En vida del General, quisieron ponerle “Circuito General Juan Domingo Perón”, pero el más ilustre de los argentinos, tal su costumbre, se negó humildemente ya que, según decía, “me falta caucho para aspirar a honor tan grande”. Sin embargo, había sido Juan Perón quien diseñó el circuito callejero en 1970, tratando de combinar aventura, velocidad, peligro, hombría de bien y justicialismo puro en un solo recorrido. Tal vez fuera por ello que la línea de largada y la recta principal se encontraran donde se ubicaba en ese momento el “Altar de la Patria”, en Avenida Figueroa Alcorta, al lado de la Facultad de Derecho.  Los pilotos llegaban a la primera curva, “La Lopez Rega”, en la intersección con la avenida Sarmiento con el motor a fondo, y giraban a la izquierda rumbo al zoológico. Luego volvían a girar a la izquierda retomando Avenidad del Libertador, donde Perón había hecho colocar a ambos lados docenas de gigantomuñecos de Rousselot, lo que le daba el nombre a dicha recta.
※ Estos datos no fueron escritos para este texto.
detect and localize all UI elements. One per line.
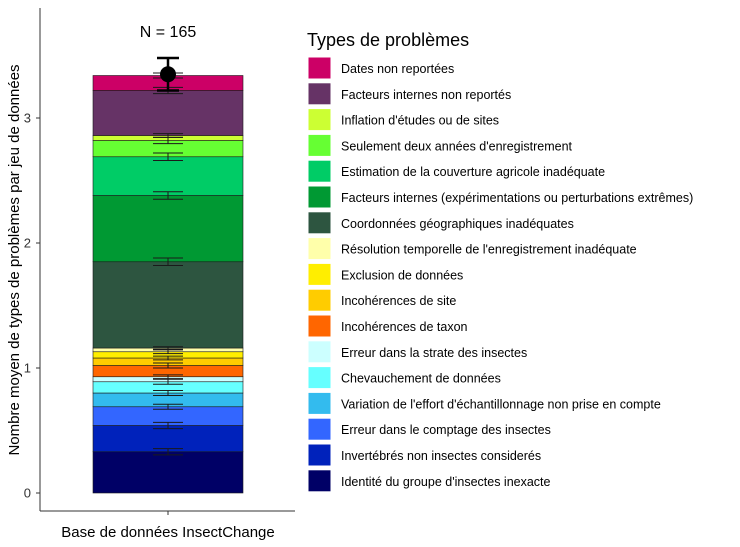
legend-item: Erreur dans le comptage des insectes <box>307 417 551 441</box>
legend-item: Seulement deux années d'enregistrement <box>307 133 573 157</box>
legend-swatch <box>307 133 332 157</box>
segment-error-bar <box>153 421 183 430</box>
bar-segment <box>92 156 244 196</box>
segment-error-bar <box>153 448 183 456</box>
legend-label: Exclusion de données <box>341 268 463 282</box>
segment-error-bar <box>153 374 183 380</box>
legend-swatch <box>307 443 332 467</box>
legend-item: Dates non reportées <box>307 56 454 80</box>
legend-item: Exclusion de données <box>307 262 463 286</box>
y-tick-label: 0 <box>24 486 31 501</box>
legend-label: Inflation d'études ou de sites <box>341 114 499 128</box>
sample-size-annotation: N = 165 <box>140 24 197 41</box>
legend-item: Erreur dans la strate des insectes <box>307 340 527 364</box>
segment-error-bar <box>153 390 183 396</box>
segment-error-bar <box>153 152 183 161</box>
legend-swatch <box>307 82 332 106</box>
legend-label: Dates non reportées <box>341 62 454 76</box>
legend-label: Coordonnées géographiques inadéquates <box>341 217 574 231</box>
legend-title: Types de problèmes <box>307 30 469 50</box>
segment-error-bar <box>153 257 183 266</box>
legend-item: Incohérences de site <box>307 288 456 312</box>
legend: Types de problèmes Dates non reportées Fa… <box>307 30 693 493</box>
segment-error-bar <box>153 133 183 138</box>
bar-segment <box>92 195 244 263</box>
legend-swatch <box>307 417 332 441</box>
legend-label: Erreur dans la strate des insectes <box>341 346 527 360</box>
legend-item: Variation de l'effort d'échantillonnage … <box>307 391 661 415</box>
legend-label: Seulement deux années d'enregistrement <box>341 139 573 153</box>
legend-item: Facteurs internes (expérimentations ou p… <box>307 185 693 209</box>
legend-item: Incohérences de taxon <box>307 314 468 338</box>
legend-item: Coordonnées géographiques inadéquates <box>307 211 574 235</box>
segment-error-bar <box>153 349 183 355</box>
plot-area <box>92 56 244 494</box>
legend-label: Invertébrés non insectes considerés <box>341 449 541 463</box>
legend-swatch <box>307 366 332 390</box>
legend-swatch <box>307 314 332 338</box>
legend-label: Estimation de la couverture agricole ina… <box>341 165 605 179</box>
legend-item: Identité du groupe d'insectes inexacte <box>307 469 551 493</box>
legend-label: Variation de l'effort d'échantillonnage … <box>341 397 661 411</box>
bar-segment <box>92 261 244 349</box>
legend-swatch <box>307 211 332 235</box>
legend-swatch <box>307 340 332 364</box>
segment-error-bar <box>153 403 183 410</box>
legend-label: Erreur dans le comptage des insectes <box>341 423 551 437</box>
legend-item: Résolution temporelle de l'enregistremen… <box>307 237 637 261</box>
segment-error-bar <box>153 191 183 200</box>
axes: Nombre moyen de types de problèmes par j… <box>6 8 295 541</box>
legend-label: Chevauchement de données <box>341 372 501 386</box>
legend-item: Facteurs internes non reportés <box>307 82 511 106</box>
segment-error-bar <box>153 346 183 350</box>
legend-item: Inflation d'études ou de sites <box>307 108 499 132</box>
legend-label: Identité du groupe d'insectes inexacte <box>341 475 551 489</box>
y-axis-label: Nombre moyen de types de problèmes par j… <box>6 64 23 455</box>
legend-swatch <box>307 159 332 183</box>
legend-swatch <box>307 288 332 312</box>
legend-swatch <box>307 56 332 80</box>
legend-swatch <box>307 108 332 132</box>
legend-item: Estimation de la couverture agricole ina… <box>307 159 605 183</box>
legend-label: Facteurs internes (expérimentations ou p… <box>341 191 693 205</box>
legend-item: Chevauchement de données <box>307 366 501 390</box>
segment-error-bar <box>153 355 183 361</box>
legend-item: Invertébrés non insectes considerés <box>307 443 541 467</box>
total-mean-point <box>160 66 176 83</box>
legend-swatch <box>307 262 332 286</box>
legend-label: Incohérences de taxon <box>341 320 468 334</box>
legend-swatch <box>307 469 332 493</box>
legend-swatch <box>307 391 332 415</box>
legend-label: Résolution temporelle de l'enregistremen… <box>341 243 637 257</box>
legend-swatch <box>307 185 332 209</box>
y-tick-label: 2 <box>24 236 31 251</box>
legend-label: Facteurs internes non reportés <box>341 88 511 102</box>
x-category-label: Base de données InsectChange <box>61 524 275 541</box>
legend-label: Incohérences de site <box>341 294 456 308</box>
bar-segment <box>92 90 244 136</box>
y-tick-label: 3 <box>24 111 31 126</box>
segment-error-bar <box>153 378 183 385</box>
bar-segment <box>92 451 244 494</box>
legend-swatch <box>307 237 332 261</box>
y-tick-label: 1 <box>24 361 31 376</box>
bar-segment <box>92 425 244 453</box>
segment-error-bar <box>153 362 183 369</box>
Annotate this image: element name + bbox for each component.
La cosa se complicaba el la llamada “Zona de Mixtos Abal Medina”, donde los pilotos se esmeraban para entrar a puro rebaje en las Avenidas Alvear, Ayacucho, Quintana, Ortiz hasta llegar a la “S” del Sorondo, en Vicente Lopez y Azcuenaga. En esta curva encontraron la muerte los pilotos Denis Severt, Francois Termitor, Ronnie “Carla” Petersen y Riccardo Du-Pont en sucesivas ediciones del Gran Premio. Era una pista complicada, sin dudas, muy comparable al GP de Monaco, pero más popular.
Perón se llegó a emocionar cuando Marilina Ross no solo se inscribió sino que logró la Pole Position en aquella edición memorable de nuestro Gran Premio. Era la primer mujer en lograr semejante distinción. Pero lamentablemente, ni bien comenzada la carrera, en la curva Papaleo, se distrajo un segundo con un afiche callejero de Osvaldo Miranda (su coequiper en la serie “La Nena” en ese momento) y terminó con el auto adentro del cementerio de la Recoleta.
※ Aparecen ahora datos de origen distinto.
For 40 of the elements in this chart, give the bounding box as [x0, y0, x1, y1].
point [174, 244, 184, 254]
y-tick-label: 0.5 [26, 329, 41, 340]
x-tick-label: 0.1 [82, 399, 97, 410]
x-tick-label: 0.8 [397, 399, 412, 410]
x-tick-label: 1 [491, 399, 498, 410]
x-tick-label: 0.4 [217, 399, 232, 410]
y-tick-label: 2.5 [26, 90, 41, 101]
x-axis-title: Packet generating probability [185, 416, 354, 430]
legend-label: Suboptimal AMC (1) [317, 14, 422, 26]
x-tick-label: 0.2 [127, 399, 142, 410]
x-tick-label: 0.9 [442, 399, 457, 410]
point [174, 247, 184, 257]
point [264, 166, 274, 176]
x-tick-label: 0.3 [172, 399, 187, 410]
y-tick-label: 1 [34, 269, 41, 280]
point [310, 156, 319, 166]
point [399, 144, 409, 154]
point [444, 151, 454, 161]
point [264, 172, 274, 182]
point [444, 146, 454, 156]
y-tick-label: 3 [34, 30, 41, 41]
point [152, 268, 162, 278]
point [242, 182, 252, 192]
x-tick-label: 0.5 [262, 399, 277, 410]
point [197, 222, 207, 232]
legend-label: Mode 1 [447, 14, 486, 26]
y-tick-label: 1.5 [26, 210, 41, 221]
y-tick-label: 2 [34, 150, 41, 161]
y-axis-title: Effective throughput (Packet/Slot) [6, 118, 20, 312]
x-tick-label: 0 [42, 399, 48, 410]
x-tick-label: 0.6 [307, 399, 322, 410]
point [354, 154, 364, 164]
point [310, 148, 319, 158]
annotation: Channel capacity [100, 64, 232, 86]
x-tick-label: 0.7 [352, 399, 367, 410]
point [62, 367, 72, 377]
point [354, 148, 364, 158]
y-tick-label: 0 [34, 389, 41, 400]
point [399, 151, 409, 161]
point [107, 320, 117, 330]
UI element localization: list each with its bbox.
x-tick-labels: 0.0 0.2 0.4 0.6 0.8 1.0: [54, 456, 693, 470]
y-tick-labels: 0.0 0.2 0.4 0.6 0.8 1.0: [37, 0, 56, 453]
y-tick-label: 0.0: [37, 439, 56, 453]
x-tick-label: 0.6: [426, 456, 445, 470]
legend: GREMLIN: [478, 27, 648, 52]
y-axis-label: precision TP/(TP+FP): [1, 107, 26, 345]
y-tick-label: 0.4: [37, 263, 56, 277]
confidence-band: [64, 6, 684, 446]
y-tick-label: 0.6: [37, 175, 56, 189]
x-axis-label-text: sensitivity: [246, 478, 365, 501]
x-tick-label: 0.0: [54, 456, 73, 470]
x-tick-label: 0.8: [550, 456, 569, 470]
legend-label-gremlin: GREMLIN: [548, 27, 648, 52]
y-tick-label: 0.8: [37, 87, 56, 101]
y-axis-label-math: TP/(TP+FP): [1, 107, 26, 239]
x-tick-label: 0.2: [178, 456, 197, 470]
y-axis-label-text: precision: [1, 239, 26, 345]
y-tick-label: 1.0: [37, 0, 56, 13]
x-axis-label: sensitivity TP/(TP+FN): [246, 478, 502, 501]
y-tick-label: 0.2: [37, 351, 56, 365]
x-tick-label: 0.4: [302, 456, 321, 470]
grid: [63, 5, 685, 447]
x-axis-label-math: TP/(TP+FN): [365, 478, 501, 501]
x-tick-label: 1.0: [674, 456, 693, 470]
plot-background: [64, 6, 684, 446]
Sólo se corrieron cinco ediciones, pero aún queda vivo no sólo el recuerdo de aquellos valientes hombres a bordo de sus magníficas máquinas, sino la impronta del General regalándonos, una vez más, solaz y esparcimiento deportivo.
Con la muerte de Perón y los papelones de los pilotos Ricardo Zunino y Gastón Mazzacane, el poder de turno decidió prescindir de nuestro gran premio.
Cuando veo a estos gladiadores, a estos valientes de todo el mundo que aún no saben que son peronistas, mi corazón y el de mi pueblo se llenan de gozo”, tales fueron las palabras inolvidables de Perón mientras premiaba al ganador Regazzoni.

Curiosidades de Buenos Aires…lo sabías?